Like all Baz Luhrman movies, The Great Gatsby is in love with its costumes. You can feel the joy and creative energy the filmmakers had in their approach to the costumes. If a film existed solely to show off its costumes, that film would be The Great Gatsby. Indeed, this is the closest nominee to a fantasy film, at times sacrificing historical authenticity for aesthetic appeal, sartorial excess and overall artsy fartsiness.
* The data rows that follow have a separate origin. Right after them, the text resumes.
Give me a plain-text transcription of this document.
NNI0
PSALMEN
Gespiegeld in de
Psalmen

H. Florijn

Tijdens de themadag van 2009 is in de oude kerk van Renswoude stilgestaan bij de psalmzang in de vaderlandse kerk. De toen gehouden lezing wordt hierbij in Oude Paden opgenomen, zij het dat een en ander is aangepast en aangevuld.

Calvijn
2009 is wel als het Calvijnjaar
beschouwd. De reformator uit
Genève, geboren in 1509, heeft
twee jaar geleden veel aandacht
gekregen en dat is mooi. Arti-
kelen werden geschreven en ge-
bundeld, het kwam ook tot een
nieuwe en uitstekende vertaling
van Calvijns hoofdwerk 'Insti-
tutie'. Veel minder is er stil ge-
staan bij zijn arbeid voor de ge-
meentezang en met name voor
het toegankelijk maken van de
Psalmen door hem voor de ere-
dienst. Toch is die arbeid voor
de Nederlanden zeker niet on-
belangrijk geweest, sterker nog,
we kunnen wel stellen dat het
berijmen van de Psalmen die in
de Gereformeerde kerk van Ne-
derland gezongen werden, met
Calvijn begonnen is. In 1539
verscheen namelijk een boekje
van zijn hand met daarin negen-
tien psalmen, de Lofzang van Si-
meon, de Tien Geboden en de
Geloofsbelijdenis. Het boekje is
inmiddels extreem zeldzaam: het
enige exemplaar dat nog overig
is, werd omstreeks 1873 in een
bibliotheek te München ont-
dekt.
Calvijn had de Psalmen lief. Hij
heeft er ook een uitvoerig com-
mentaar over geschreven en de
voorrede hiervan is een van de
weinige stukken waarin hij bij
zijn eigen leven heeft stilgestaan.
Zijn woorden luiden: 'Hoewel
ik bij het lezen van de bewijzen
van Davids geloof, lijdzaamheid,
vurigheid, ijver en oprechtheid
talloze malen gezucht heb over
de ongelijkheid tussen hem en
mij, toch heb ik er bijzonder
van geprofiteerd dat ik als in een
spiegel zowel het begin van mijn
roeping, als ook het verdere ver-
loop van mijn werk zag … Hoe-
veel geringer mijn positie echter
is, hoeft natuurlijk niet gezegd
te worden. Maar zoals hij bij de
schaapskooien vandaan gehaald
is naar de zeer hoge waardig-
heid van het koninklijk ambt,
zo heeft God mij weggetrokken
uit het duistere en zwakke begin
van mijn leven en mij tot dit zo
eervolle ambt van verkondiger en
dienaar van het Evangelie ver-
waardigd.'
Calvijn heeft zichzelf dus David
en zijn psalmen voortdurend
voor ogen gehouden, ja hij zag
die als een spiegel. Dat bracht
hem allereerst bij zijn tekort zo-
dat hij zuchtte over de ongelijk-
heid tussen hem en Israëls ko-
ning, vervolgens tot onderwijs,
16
The thing that keeps the film from being the our front-runner is confusing authorship. It might be difficult for voters to give the nod to Catherine Martin when some of the costumes were designed by Miuccia Prada (Prada, Miu Miu) and Brooks Brothers. Not that this has been a problem for some of the great costume designers in the past. If you’ve read our post on Edith Head, you know that even the most Oscar-awarded costume designer of all time worked with the fashion houses of the day to give their characters the latest looks (See: Givenchy and Sabrina, 1954). If an existing look is what’s right for the characters, story and the overall design of the film, that’s the costume designer’s decision, too.
12 Years a Slave
Steve McQueen’s inevitable Best Picture winner is the Daily Dandizette’s bet for the Best Costume Design statue in 2014. The film is a stunning, powerful, essential film we never, ever want to see again. In between the scenes of unspeakable human degradation and horror, there are a large volume of highly accomplished costumes. Indeed, the costumes are an essential to establishing the disparity of power between slave-owners and slaves. We’d otherwise marvel at the antebellum dresses Sarah Paulson’s character wears throughout the film, but their opulence becomes a stomach-churning counterpoint to the plight of the slaves–exactly as it should be. The film is a perfect example of how costume is used to tell the story.
Patricia Norris also won the Costume Designers Guild Award for Excellence in Period Film this past Saturday for 12 Years a Slave, so it definitely has the most momentum going into the Oscars.
There you have it. The smart money’s on 12 Years a Slave, but the real winners are the fans of great costume design! Congratulations to all the nominees and good luck on Oscar night.